All primary and secondary outcomes will be analysed with the intention-to-treat principle. Between-group differences from baseline to 3-month and 6-month follow-up of continuous outcomes will be estimated using repeated measurement analysis in a mixed-effects model, including participant as random effect, with a fixed factor for group and time and the corresponding interaction (Group × Time), adjusted for baseline values. Between-group differences of continuous outcomes from baseline to 6-month follow-up will be analysed with an unpaired t test, where between-group differences of categorical data from baseline to 6-month follow-up will be analysed with a binominal regression model using risk difference as a measure of association. All results will be presented with 95% CIs and associated p values. A two-sided p<0.05 will be considered as statistically significant. A prespecified statistical analysis plan will be made publicly available prior to inclusion of the final participant. The statistical analyses and the data interpretation will be blinded to group allocation.
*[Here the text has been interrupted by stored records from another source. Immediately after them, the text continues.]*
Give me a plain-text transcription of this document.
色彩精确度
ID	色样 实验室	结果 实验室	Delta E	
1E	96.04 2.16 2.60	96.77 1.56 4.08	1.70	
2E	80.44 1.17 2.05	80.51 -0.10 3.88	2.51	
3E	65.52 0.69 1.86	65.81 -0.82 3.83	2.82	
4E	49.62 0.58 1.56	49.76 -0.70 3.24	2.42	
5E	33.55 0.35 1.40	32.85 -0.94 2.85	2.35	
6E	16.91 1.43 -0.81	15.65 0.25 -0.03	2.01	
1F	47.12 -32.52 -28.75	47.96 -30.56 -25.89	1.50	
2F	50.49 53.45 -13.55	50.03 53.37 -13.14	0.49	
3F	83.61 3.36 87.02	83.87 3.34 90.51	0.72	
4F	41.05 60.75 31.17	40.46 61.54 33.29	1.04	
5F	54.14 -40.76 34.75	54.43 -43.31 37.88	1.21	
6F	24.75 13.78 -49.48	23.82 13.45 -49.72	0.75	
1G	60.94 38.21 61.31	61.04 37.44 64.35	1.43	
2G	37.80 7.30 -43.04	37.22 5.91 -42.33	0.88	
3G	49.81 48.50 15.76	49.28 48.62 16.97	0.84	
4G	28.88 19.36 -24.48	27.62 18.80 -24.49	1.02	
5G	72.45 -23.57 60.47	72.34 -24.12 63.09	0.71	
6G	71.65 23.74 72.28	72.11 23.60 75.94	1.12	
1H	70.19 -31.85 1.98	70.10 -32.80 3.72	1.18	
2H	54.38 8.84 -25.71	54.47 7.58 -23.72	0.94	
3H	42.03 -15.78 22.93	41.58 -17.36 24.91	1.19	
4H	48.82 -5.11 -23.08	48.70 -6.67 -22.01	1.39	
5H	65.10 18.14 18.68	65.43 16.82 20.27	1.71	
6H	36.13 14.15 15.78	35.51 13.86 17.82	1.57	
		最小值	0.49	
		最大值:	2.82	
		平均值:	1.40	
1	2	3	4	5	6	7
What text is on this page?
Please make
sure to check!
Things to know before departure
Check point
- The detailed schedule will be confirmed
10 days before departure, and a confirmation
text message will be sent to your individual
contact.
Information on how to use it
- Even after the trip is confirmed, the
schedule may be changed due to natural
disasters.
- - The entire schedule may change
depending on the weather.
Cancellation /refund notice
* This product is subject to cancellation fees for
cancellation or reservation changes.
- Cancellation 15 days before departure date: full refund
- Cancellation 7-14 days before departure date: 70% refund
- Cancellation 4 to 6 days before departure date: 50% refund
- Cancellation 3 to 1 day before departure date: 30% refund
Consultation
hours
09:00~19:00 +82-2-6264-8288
Data analysis will be performed with Stata V.16 software package (StataCorp, College Station, Texas).

Ethics and dissemination

The trial will be conducted and reported in accordance with the WMA declaration of Helsinki, and the data will be handled in accordance with the General Data Protection Regulation. This trial has been approved by the Committee on Health Research Ethics in the Central Denmark Region (project ID: 1-10-72-336-20). The Danish Data Protection Agency authorised patient data handling (project ID: 1-16-02-678-20), and the study protocol has been registered at ClinicalTrials. Any protocol amendments will be registered at ClinicalTrials, reported to the Committee on Health Research Ethics in the Central Denmark Region and addressed in the primary trial paper. Results will be published in international peer-reviewed scientific journals with open access. Authorship will adhere to the Vancouver conventions as outlined by the International Committee of Medical Journal Editors.59

Explorative analyses

By using subgroup stratification, we will explore if muscle-tendon pain27 and pain sensitisation modify between-group changes of the primary and secondary outcomes over 6 months. Furthermore, we plan to conduct an instrumental variable analysis on primary and secondary outcomes in an attempt to investigate the efficacy of the intervention.60 These analyses will be reported in secondary papers with clear reference to the primary trial paper.

Patient and public involvement

A qualitative study of 17 patients14 and a feasibility study of 30 patients15 collected information on expectations, needs and opinions about content, frequency and outcome of treatment as well as burden to participate. This information has been used to refine the intervention and the study procedures.